私権制限は他の先進国と比べて極めて不十分
百万人あたりの累積感染者数を見ると、G7ではトップ、G20でも4位だ。百万人あたりの累積死者数でもやはり同じだ。それでも、日本として必ずしも満点の対応でなかった。
例えば、欧米では当たり前である罰則を伴う行動制限(ロックダウン)について、日本では憲法の関係でできない。つまり、一般人への罰則を伴う行動制限は、憲法上で規定されている移動の自由との兼ね合いで、公共の福祉で読み込むのは無理があり、憲法上に非常事態条項のような、非常時には私権制限できるとの規定が必要だ。

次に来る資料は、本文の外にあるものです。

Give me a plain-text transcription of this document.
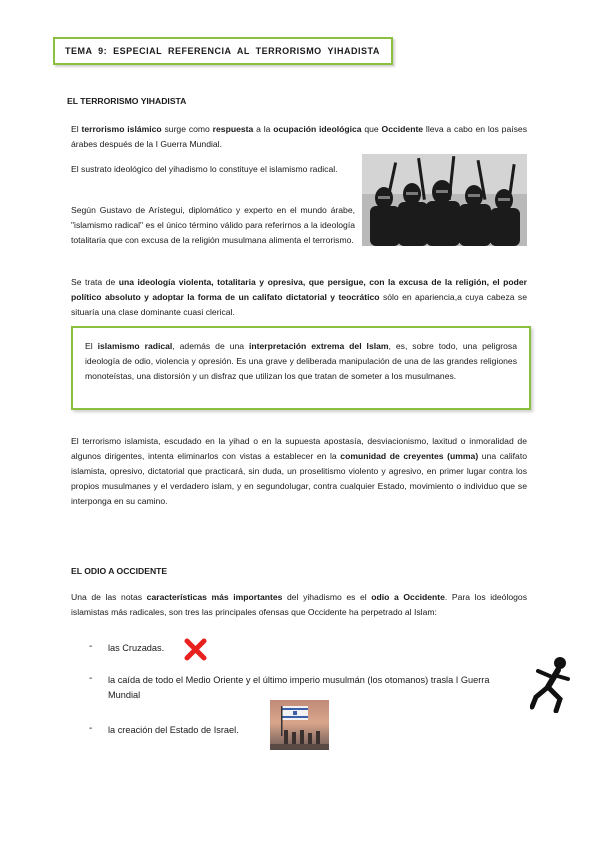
TEMA 9: ESPECIAL REFERENCIA AL TERRORISMO YIHADISTA
EL TERRORISMO YIHADISTA

El terrorismo islámico surge como respuesta a la ocupación ideológica que Occidente lleva a cabo en los países árabes después de la I Guerra Mundial.

El sustrato ideológico del yihadismo lo constituye el islamismo radical.

Según Gustavo de Arístegui, diplomático y experto en el mundo árabe, "islamismo radical" es el único término válido para referirnos a la ideología totalitaria que con excusa de la religión musulmana alimenta el terrorismo.

Se trata de una ideología violenta, totalitaria y opresiva, que persigue, con la excusa de la religión, el poder político absoluto y adoptar la forma de un califato dictatorial y teocrático sólo en apariencia,a cuya cabeza se situaría una clase dominante cuasi clerical.

El islamismo radical, además de una interpretación extrema del Islam, es, sobre todo, una peligrosa ideología de odio, violencia y opresión. Es una grave y deliberada manipulación de una de las grandes religiones monoteístas, una distorsión y un disfraz que utilizan los que tratan de someter a los musulmanes.

El terrorismo islamista, escudado en la yihad o en la supuesta apostasía, desviacionismo, laxitud o inmoralidad de algunos dirigentes, intenta eliminarlos con vistas a establecer en la comunidad de creyentes (umma) una califato islamista, opresivo, dictatorial que practicará, sin duda, un proselitismo violento y agresivo, en primer lugar contra los propios musulmanes y el verdadero islam, y en segundolugar, contra cualquier Estado, movimiento o individuo que se interponga en su camino.

EL ODIO A OCCIDENTE

Una de las notas características más importantes del yihadismo es el odio a Occidente. Para los ideólogos islamistas más radicales, son tres las principales ofensas que Occidente ha perpetrado al Islam:

- las Cruzadas.
- la caída de todo el Medio Oriente y el último imperio musulmán (los otomanos) trasla I Guerra Mundial
- la creación del Estado de Israel.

しばしば憲法改正したくない人々は、公共の福祉で憲法改正不要と言うが、その立場では、民主党政権時代に制定された新型インフルエンザ特措法程度の私権制限しか出来ない。今の新型コロナ対策は、基本的にはその新型インフルエンザ特措法の改正法に基づくので、私権制限は他の先進国と比べて極めて不十分だ。
また、今回のアフガニスタンへの自衛隊派遣については、自衛隊法84条の4(在外邦人輸送)と第84条の3(在外邦人等保護措置)に基づくものだが、要件として、前者では安全なところ、後者では(1)当該地域が安全なこと、(2)相手国の同意、(3)相手国と当方との連携、が求められている。これらの要件は、今のアフガニスタンでは満たしていないのは明らかだ。
それでもカブール空港に自衛隊機を派遣したのは、超法規的な措置で菅政権として立派なものだ。しかし、自衛隊法が不備なのは、自衛隊を軍隊と位置付けられず、国際法とは異なり、国内行政機関並みにポジティブリスト方式とせざるを得ないからだ。これでは邦人救出には無理があった。